Unmistakable stress signs among competitors appear to herald a tectonic shift in the smartphone sector in favour of Apple.
One rival RIM – maker of Blackberry – has retired hurt from the consumer ring. Another, Apple’s principal adversary in the field, is having to carefully rethink its ‘open-door’ strategy.
No surprise, perhaps, that the cracks are appearing at RIM, which has been heading for the casualty ward almost since the iPhone first appeared. After a disappointing financial year and downright disastrous Q4, new RIM chief executive Thorsten Heins has cleared out most of the old guard, including former co-CEO Jim Balsillie – still on the board – as well as the COO and CTO. And announced at the same time that RIM is all-but jettisoning the consumer market in favour of the business and public sectors.
At very least this means RIM will cease to develop content and music services. But the strategic review could signal a lot, lot more where that came from. Why exactly should business and government be interested in propping up the failing Blackberry brand, just because consumers aren’t? Even if they are, would RIM – so pared – still be a scalable global business? These are two of the questions Heins has, understandably, failed to answer so far. And yet, even at this stage, he has admitted that the future is “outsourcing” and possibly a trade sale. Echoes of Palm here, the PDA innovator which – despite a superior operating system – was eventually gobbled up by Hewlett-Packard.
More nuanced than Blackberry’s rout is Google’s response to worsening sales figures in the most hotly contested smartphones sub-sector, tablets.

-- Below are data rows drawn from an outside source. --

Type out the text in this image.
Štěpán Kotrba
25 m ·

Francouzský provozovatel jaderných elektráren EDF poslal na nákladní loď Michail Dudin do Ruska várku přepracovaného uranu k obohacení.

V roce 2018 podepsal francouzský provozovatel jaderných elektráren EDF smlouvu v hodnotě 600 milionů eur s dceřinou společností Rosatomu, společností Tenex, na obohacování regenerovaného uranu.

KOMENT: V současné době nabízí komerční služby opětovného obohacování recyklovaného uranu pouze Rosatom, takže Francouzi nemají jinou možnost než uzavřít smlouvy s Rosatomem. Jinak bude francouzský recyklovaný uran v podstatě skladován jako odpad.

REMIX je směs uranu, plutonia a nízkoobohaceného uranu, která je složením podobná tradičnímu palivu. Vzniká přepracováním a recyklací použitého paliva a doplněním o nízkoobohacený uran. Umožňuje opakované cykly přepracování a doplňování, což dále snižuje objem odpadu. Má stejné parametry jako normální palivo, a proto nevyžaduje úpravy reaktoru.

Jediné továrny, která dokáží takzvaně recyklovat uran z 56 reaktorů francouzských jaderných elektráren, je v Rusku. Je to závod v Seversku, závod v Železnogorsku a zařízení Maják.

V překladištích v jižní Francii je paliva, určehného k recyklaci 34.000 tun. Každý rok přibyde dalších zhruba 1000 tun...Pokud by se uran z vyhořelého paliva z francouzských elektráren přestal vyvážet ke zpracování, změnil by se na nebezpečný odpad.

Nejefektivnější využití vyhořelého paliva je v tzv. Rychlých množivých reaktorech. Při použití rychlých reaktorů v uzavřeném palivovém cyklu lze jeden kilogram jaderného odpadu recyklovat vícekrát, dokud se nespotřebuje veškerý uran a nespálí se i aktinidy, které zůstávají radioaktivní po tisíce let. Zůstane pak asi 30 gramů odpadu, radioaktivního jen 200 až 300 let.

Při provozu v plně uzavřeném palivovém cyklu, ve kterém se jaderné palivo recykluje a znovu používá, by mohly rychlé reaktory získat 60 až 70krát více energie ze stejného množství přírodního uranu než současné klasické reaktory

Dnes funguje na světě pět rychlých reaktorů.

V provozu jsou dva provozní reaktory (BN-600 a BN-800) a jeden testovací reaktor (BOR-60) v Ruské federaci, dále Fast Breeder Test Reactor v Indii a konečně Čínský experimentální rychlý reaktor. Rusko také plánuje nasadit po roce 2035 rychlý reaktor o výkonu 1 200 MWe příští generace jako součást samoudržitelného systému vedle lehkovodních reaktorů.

Here, Android-powered product is being squeezed by the exotically priced but more glamorous iPad (entry-level, $399) and the bargain-basement ($199) Kindle Fire, made by Amazon.

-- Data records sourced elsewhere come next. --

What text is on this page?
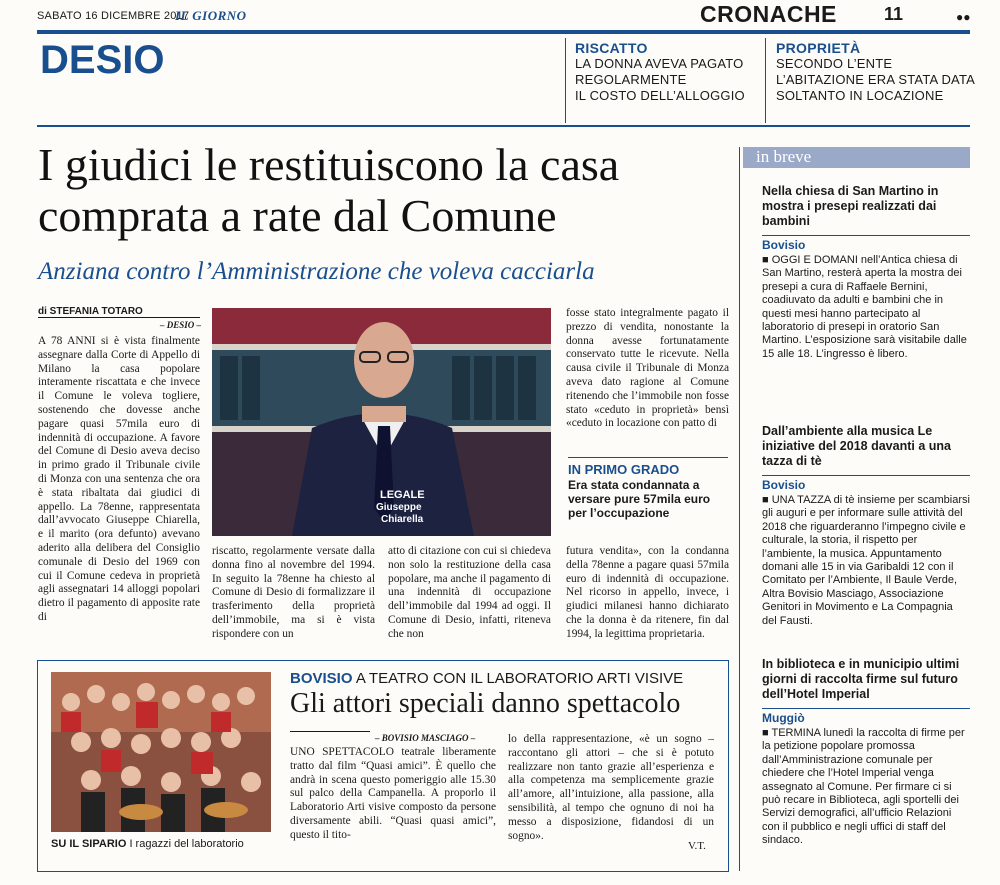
SABATO 16 DICEMBRE 2017
IL GIORNO	CRONACHE	11	●●
DESIO	RISCATTO
LA DONNA AVEVA PAGATO
REGOLARMENTE
IL COSTO DELL’ALLOGGIO
PROPRIETÀ
SECONDO L’ENTE
L’ABITAZIONE ERA STATA DATA
SOLTANTO IN LOCAZIONE
I giudici le restituiscono la casa
comprata a rate dal Comune
Anziana contro l’Amministrazione che voleva cacciarla
di STEFANIA TOTARO
– DESIO –
A 78 ANNI si è vista finalmente assegnare dalla Corte di Appello di Milano la casa popolare interamente riscattata e che invece il Comune le voleva togliere, sostenendo che dovesse anche pagare quasi 57mila euro di indennità di occupazione. A favore del Comune di Desio aveva deciso in primo grado il Tribunale civile di Monza con una sentenza che ora è stata ribaltata dai giudici di appello. La 78enne, rappresentata dall’avvocato Giuseppe Chiarella, e il marito (ora defunto) avevano aderito alla delibera del Consiglio comunale di Desio del 1969 con cui il Comune cedeva in proprietà agli assegnatari 14 alloggi popolari dietro il pagamento di apposite rate di
LEGALE
Giuseppe
Chiarella
riscatto, regolarmente versate dalla donna fino al novembre del 1994. In seguito la 78enne ha chiesto al Comune di Desio di formalizzare il trasferimento della proprietà dell’immobile, ma si è vista rispondere con un
atto di citazione con cui si chiedeva non solo la restituzione della casa popolare, ma anche il pagamento di una indennità di occupazione dell’immobile dal 1994 ad oggi. Il Comune di Desio, infatti, riteneva che non
fosse stato integralmente pagato il prezzo di vendita, nonostante la donna avesse fortunatamente conservato tutte le ricevute. Nella causa civile il Tribunale di Monza aveva dato ragione al Comune ritenendo che l’immobile non fosse stato «ceduto in proprietà» bensì «ceduto in locazione con patto di
IN PRIMO GRADO
Era stata condannata a versare pure 57mila euro per l’occupazione
futura vendita», con la condanna della 78enne a pagare quasi 57mila euro di indennità di occupazione. Nel ricorso in appello, invece, i giudici milanesi hanno dichiarato che la donna è da ritenere, fin dal 1994, la legittima proprietaria.
in breve
Nella chiesa di San Martino in mostra i presepi realizzati dai bambini
Bovisio
■ OGGI E DOMANI nell’Antica chiesa di San Martino, resterà aperta la mostra dei presepi a cura di Raffaele Bernini, coadiuvato da adulti e bambini che in questi mesi hanno partecipato al laboratorio di presepi in oratorio San Martino. L’esposizione sarà visitabile dalle 15 alle 18. L’ingresso è libero.
Dall’ambiente alla musica Le iniziative del 2018 davanti a una tazza di tè
Bovisio
■ UNA TAZZA di tè insieme per scambiarsi gli auguri e per informare sulle attività del 2018 che riguarderanno l’impegno civile e culturale, la storia, il rispetto per l’ambiente, la musica. Appuntamento domani alle 15 in via Garibaldi 12 con il Comitato per l’Ambiente, Il Baule Verde, Altra Bovisio Masciago, Associazione Genitori in Movimento e La Compagnia del Fausti.
In biblioteca e in municipio ultimi giorni di raccolta firme sul futuro dell’Hotel Imperial
Muggiò
■ TERMINA lunedì la raccolta di firme per la petizione popolare promossa dall’Amministrazione comunale per chiedere che l’Hotel Imperial venga assegnato al Comune. Per firmare ci si può recare in Biblioteca, agli sportelli dei Servizi demografici, all’ufficio Relazioni con il pubblico e negli uffici di staff del sindaco.
SU IL SIPARIO I ragazzi del laboratorio
BOVISIO A TEATRO CON IL LABORATORIO ARTI VISIVE
Gli attori speciali danno spettacolo
– BOVISIO MASCIAGO –
UNO SPETTACOLO teatrale liberamente tratto dal film “Quasi amici”. È quello che andrà in scena questo pomeriggio alle 15.30 sul palco della Campanella. A proporlo il Laboratorio Arti visive composto da persone diversamente abili. “Quasi quasi amici”, questo il tito-
lo della rappresentazione, «è un sogno – raccontano gli attori – che si è potuto realizzare non tanto grazie all’esperienza e alla competenza ma semplicemente grazie all’amore, all’intuizione, alla passione, alla sensibilità, al tempo che ognuno di noi ha messo a disposizione, fidandosi di un sogno».
V.T.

Reportedly, the search and smartphones titan is preparing to sell Google co-branded tablets directly to consumers through an online store.
That shocking, you say. So what?
Superficially, Google adding its awesome brand to the Android-powered tablet platform looks like a sign of strength. But that’s not what the techno-commentariat to a man and woman believes is behind the move.

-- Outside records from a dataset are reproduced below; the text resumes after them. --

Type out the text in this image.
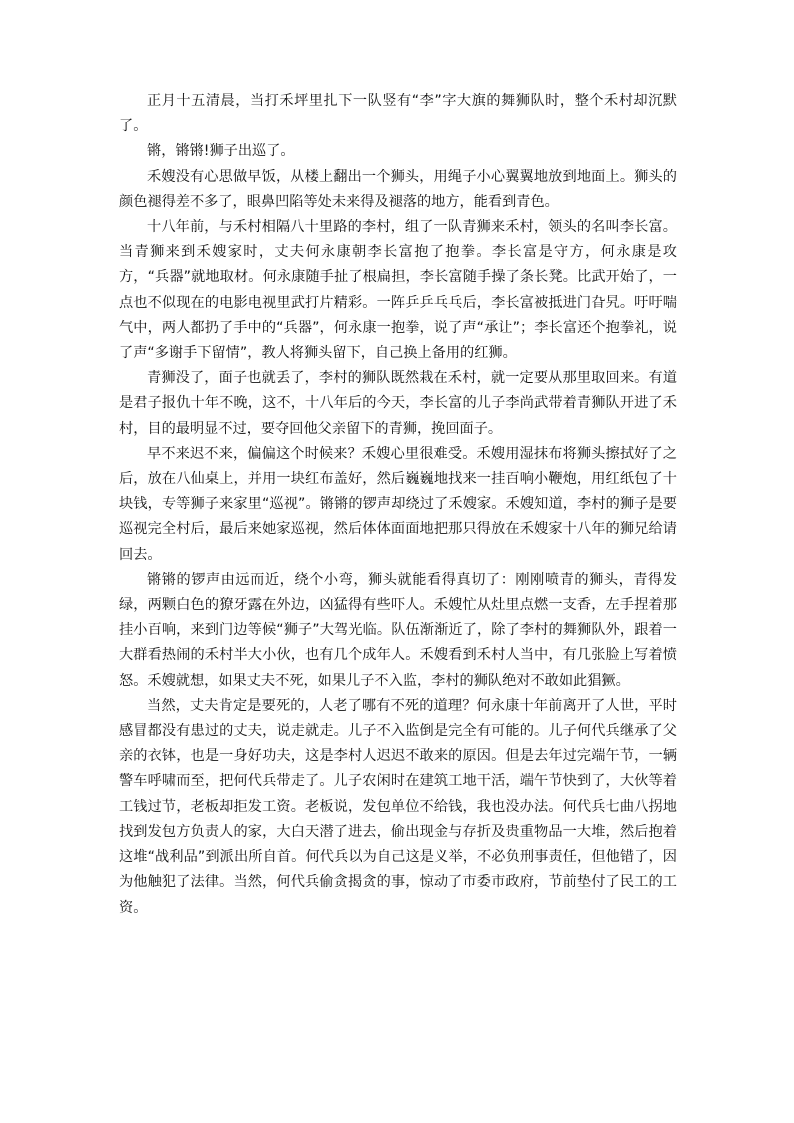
正月十五清晨，当打禾坪里扎下一队竖有“李”字大旗的舞狮队时，整个禾村却沉默了。

锵，锵锵!狮子出巡了。

禾嫂没有心思做早饭，从楼上翻出一个狮头，用绳子小心翼翼地放到地面上。狮头的颜色褪得差不多了，眼鼻凹陷等处未来得及褪落的地方，能看到青色。

十八年前，与禾村相隔八十里路的李村，组了一队青狮来禾村，领头的名叫李长富。当青狮来到禾嫂家时，丈夫何永康朝李长富抱了抱拳。李长富是守方，何永康是攻方，“兵器”就地取材。何永康随手扯了根扁担，李长富随手操了条长凳。比武开始了，一点也不似现在的电影电视里武打片精彩。一阵乒乒乓乓后，李长富被抵进门旮旯。吁吁喘气中，两人都扔了手中的“兵器”，何永康一抱拳，说了声“承让”；李长富还个抱拳礼，说了声“多谢手下留情”，教人将狮头留下，自己换上备用的红狮。

青狮没了，面子也就丢了，李村的狮队既然栽在禾村，就一定要从那里取回来。有道是君子报仇十年不晚，这不，十八年后的今天，李长富的儿子李尚武带着青狮队开进了禾村，目的最明显不过，要夺回他父亲留下的青狮，挽回面子。

早不来迟不来，偏偏这个时候来？禾嫂心里很难受。禾嫂用湿抹布将狮头擦拭好了之后，放在八仙桌上，并用一块红布盖好，然后巍巍地找来一挂百响小鞭炮，用红纸包了十块钱，专等狮子来家里“巡视”。锵锵的锣声却绕过了禾嫂家。禾嫂知道，李村的狮子是要巡视完全村后，最后来她家巡视，然后体体面面地把那只得放在禾嫂家十八年的狮兄给请回去。

锵锵的锣声由远而近，绕个小弯，狮头就能看得真切了：刚刚喷青的狮头，青得发绿，两颗白色的獠牙露在外边，凶猛得有些吓人。禾嫂忙从灶里点燃一支香，左手捏着那挂小百响，来到门边等候“狮子”大驾光临。队伍渐渐近了，除了李村的舞狮队外，跟着一大群看热闹的禾村半大小伙，也有几个成年人。禾嫂看到禾村人当中，有几张脸上写着愤怒。禾嫂就想，如果丈夫不死，如果儿子不入监，李村的狮队绝对不敢如此猖獗。

当然，丈夫肯定是要死的，人老了哪有不死的道理？何永康十年前离开了人世，平时感冒都没有患过的丈夫，说走就走。儿子不入监倒是完全有可能的。儿子何代兵继承了父亲的衣钵，也是一身好功夫，这是李村人迟迟不敢来的原因。但是去年过完端午节，一辆警车呼啸而至，把何代兵带走了。儿子农闲时在建筑工地干活，端午节快到了，大伙等着工钱过节，老板却拒发工资。老板说，发包单位不给钱，我也没办法。何代兵七曲八拐地找到发包方负责人的家，大白天潜了进去，偷出现金与存折及贵重物品一大堆，然后抱着这堆“战利品”到派出所自首。何代兵以为自己这是义举，不必负刑事责任，但他错了，因为他触犯了法律。当然，何代兵偷贪揭贪的事，惊动了市委市政府，节前垫付了民工的工资。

On the contrary, they say, Google is attempting to shore up its position in a fracturing market. Unlike Apple, which maintains a dictatorial control over its operating system at all levels of innovation, manufacturing and distribution, Google has always favoured a laissez aller approach. By opening up its Android operating system to outside manufacturers such as Samsung, HTC and ASUS. This strategy has the merit of reducing development costs and potentially speeding up market penetration, with the corollary of making a killing in the apps field. If it succeeds, that is. But the downside is a lack of quality control; meaning that the Android brand and, indirectly, Google will be tarnished by the poor performance of its weakest collaborators.
It is this perception of fragmented user experience that has driven Google to intervene more directly in the market by taking over distribution.
With what effect we shall see. Commentators have been quick to point out that Google has tried this stratagem before, with the HTC-manufactured Nexus One smartphone.
And failed. The co-venture was shut down in mid-2010.